Violoncello:
Enrico Graziani

Enrico Graziani nasce a Vicenza nel 1992 e si diploma a 18 anni con il massimo dei voti presso il Conservatorio della sua città con Gianantonio Viero. Prosegue gli studi all’Ecole Normale de Musique di Parigi con Roland Pidoux, dove ottiene il Diploma Superiore all’unanimità della giuria; con Antonio Meneses all’ Accademia Stauffer di Cremona e con Enrico Dindo alla Pavia cello academy. Successivamente si perfeziona con Walter Vestidello. A 19 anni è ammesso in qualità di Primo Violoncello nell’ Orchestra Giovanile Italiana, e l’anno seguente viene selezionato da Riccardo Muti come Primo Violoncello dell’Orchestra Cherubini. A soli 23 anni vince l’audizione per sub-Principal Cello nella celebre Philharmonia Orchestra di Londra, collaborando nelle stagioni 2015-16 e 2016-17. Ha collaborato come Primo Violoncello con la Philharmonia Orchestra, Orchestra del Teatro La Fenice di Venezia, Orchestra del Maggio Musicale Fiorentino, Orchestra del Teatro dell’Opera di Roma, Orchestra del Teatro San Carlo di Napoli, Orchestra del Teatro Massimo di Palermo, Orchestra del Teatro Bellini di Catania e LaFil Filarmonica di Milano sotto la direzione di maestri quali Riccardo Muti, M.W. Chung, Daniel Harding, Paavo Jarvi, Iván Fischer. Collabora come Primo Violoncello con I Solisti Filarmonici Italiani. Collabora inoltre con la Budapest Festival Orchestra, Accademia Nazionale di Santa Cecilia e Zurich Chamber Orchestra. Ha eseguito diverse composizioni per violoncello solista – Haydn concerto in do maggiore, Enescu Sinfonia Concertante, Beethoven Triplo Concerto e brani inediti di Piergiorgio Ratti e Andrea Battistoni – con l’Orchestra A. Vivaldi diretta da Lorenzo Passerini, incidendo per l’etichetta Bam Music. Con la violinista Simona Cappabianca forma Astor Duo, in collaborazione con il compositore Piergiorgio Ratti. Collabora inoltre con Palazzetto Bru Zane – Centre de musique romantique francaise, incidendo per Bru Zanè Label.

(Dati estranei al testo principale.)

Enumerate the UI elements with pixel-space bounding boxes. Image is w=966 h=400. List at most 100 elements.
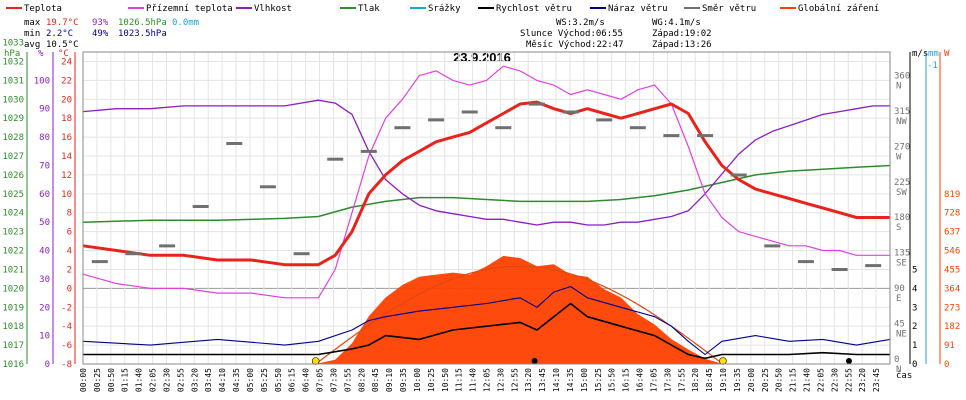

Insieme al violinista Marcello Miramonti fonda il Da Vinci ensemble, che si pone l’obiettivo di eseguire e incidere la musica da camera italiana in diverse formazioni, incidendo per la rivista Amadeus e per l’etichetta Brilliant Classics.È docente di violoncello del conservatorio “S. Giacomantonio” di Cosenza.